Note: there is a measurement artefact that makes the last column smaller than the previous ones: some of the “short-term” contributors in 2020 will later become longer-term contributor by contributing again in 2021, so they be added to the long-term cohort of 2020. This artefact may suffice to explain the small decrease in long-term contributors in 2020.
This graph shows the volume of commits. Here we don’t see a plateau; there is in fact a small decrease in 2018, and further growth in 2019 and 2020. Another aspect I find striking is the stability of commit volume in each cohort. For example, the 2014 cohort seems to have contributed roughly as many commits during all years 2016-2020. Given the reduction in the number of contributors in this commit, this is again explained by fewer contributors gradually increasing their contribution volume.
Disclaimer
Some industrial OCaml codebases are included in the public opam repository, but a large part is not.
This visualization aggregates project data assuming that they follow “standard” git development practices. The data is imperfact, it may be skewed by tool-generated commits. For example, some of the Jane Street software packaged on opam uses git repository mirrors that are updated automatically by usually a single committer, in a way that does not reflect their true development activity. (Thanks to @yminsky for catching that.)
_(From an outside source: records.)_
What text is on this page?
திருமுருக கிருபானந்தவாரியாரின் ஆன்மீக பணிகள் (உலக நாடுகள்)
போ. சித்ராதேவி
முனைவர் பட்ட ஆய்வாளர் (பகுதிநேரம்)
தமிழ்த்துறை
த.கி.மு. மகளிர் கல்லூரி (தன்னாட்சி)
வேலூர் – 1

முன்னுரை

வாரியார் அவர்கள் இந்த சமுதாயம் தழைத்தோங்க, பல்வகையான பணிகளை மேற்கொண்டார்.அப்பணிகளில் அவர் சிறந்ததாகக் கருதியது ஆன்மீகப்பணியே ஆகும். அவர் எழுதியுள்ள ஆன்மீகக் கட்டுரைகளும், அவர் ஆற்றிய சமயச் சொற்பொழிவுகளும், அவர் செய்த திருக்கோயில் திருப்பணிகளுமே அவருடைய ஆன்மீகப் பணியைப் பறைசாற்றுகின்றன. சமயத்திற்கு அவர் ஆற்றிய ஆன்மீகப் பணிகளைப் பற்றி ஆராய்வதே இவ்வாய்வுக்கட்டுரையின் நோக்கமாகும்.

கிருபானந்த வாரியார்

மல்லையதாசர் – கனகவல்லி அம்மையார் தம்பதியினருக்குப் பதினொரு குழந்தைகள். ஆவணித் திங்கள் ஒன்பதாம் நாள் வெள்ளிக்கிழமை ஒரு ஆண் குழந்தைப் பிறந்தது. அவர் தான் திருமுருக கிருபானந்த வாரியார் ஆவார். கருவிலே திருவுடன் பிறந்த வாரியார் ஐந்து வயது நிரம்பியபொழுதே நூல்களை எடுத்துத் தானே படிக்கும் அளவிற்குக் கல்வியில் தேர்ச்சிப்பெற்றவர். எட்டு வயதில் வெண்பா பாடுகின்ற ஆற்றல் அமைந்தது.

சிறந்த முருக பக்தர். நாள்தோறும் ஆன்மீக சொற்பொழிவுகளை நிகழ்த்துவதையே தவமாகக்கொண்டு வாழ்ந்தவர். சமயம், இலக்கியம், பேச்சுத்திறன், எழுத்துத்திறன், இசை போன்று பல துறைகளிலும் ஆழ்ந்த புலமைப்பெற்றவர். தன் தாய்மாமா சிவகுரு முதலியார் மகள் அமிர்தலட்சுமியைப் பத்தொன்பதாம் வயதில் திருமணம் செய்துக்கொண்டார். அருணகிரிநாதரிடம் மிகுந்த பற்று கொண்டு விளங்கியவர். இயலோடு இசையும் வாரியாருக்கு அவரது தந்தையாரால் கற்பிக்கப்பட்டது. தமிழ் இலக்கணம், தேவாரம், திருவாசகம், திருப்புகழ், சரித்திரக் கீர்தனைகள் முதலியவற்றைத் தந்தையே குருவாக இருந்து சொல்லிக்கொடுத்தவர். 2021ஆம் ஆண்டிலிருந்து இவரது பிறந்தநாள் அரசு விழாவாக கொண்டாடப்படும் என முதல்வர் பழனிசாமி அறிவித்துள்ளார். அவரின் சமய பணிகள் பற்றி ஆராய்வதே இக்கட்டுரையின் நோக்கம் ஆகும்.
Another threat to validity is that some authors commit in different projects using different names, so they may be counted as separate contributors instead. (Inside a project, one may use a .mailmap file to merge contributor identities, but afaik there is no support in git or fornalder for overlaying an extra .mailmap file that would work across repositories.)
If you wish to study the dataset to see if the overall conclusions are endangered by such anomalies, please feel free to replay the data-collection steps. You can either manually inspect git repositories, or play with the SQLite database generated by fornalder.
My take away
I found this analysis interesting. Here would be my conclusion so far:
-
The OCaml community gets a regular influx of new contributors.
-
Some of our contributors stay for a long period, and they contribute more and more over time.
-
We observe a plateau-ing numbers of new contributors on the years 2018-2020 (and the pandemic is probably not going to improve the figure for 2021), but the volume of commits keeps growing.
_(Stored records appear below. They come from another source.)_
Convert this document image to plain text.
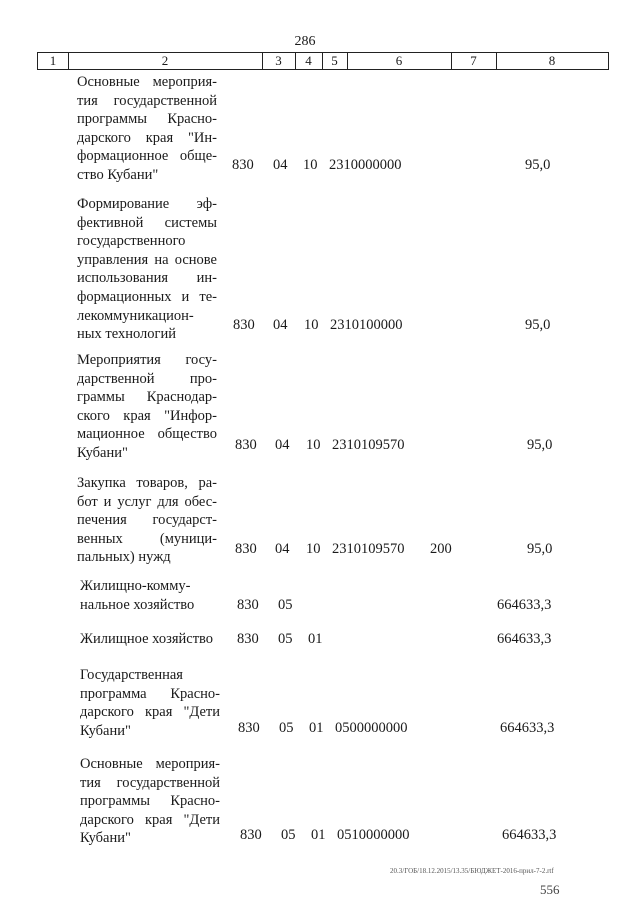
286
1	2	3	4	5	6	7	8
Основные мероприя-тия государственной программы Красно-дарского края "Ин-формационное обще-ство Кубани"
830 04 10 2310000000	95,0
Формирование эф-фективной системы государственного управления на основе использования ин-формационных и те-лекоммуникацион-ных технологий
830 04 10 2310100000	95,0
Мероприятия госу-дарственной про-граммы Краснодар-ского края "Инфор-мационное общество Кубани"	830 04 10 2310109570	95,0
Закупка товаров, ра-бот и услуг для обес-печения государст-венных (муници-пальных) нужд
830 04 10 2310109570 200	95,0
Жилищно-комму-нальное хозяйство	830 05	664633,3
Жилищное хозяйство	830 05 01	664633,3
Государственная программа Красно-дарского края "Дети Кубани"	830 05 01 0500000000	664633,3
Основные мероприя-тия государственной программы Красно-дарского края "Дети Кубани"	830 05 01 0510000000	664633,3
20.3/ГОБ/18.12.2015/13.35/БЮДЖЕТ-2016-прил-7-2.rtf
556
It is difficult to draw definitive conclusions from these visualizations, especially as we don’t have them for many other communities to compare to. Compared to the Gnome trends shown in the original blog post ( On the Graying of GNOME | Et tu, Cthulhu ), I would say that we are doing “better” than the Gnome ecosystem (in terms of attracting new contributors).
My personal view for now is that OCaml remains a more niche language than “mainstream” contenders (we don’t see an exponential growth here that would change the status), but that its contributor flow is healthy.
Reproduction information
You can find a curated log of my analysis process in logs.md; this should contain enough information for you to reproduce the result, and it could easily be adapted to other software communities.
I uploaded all the small-enough data of my run in this repository, in particular the list of URLs I tried to clone – some of them failed. Not included: the cloned git repositories, and the databases build by fornalder to store its analysis data.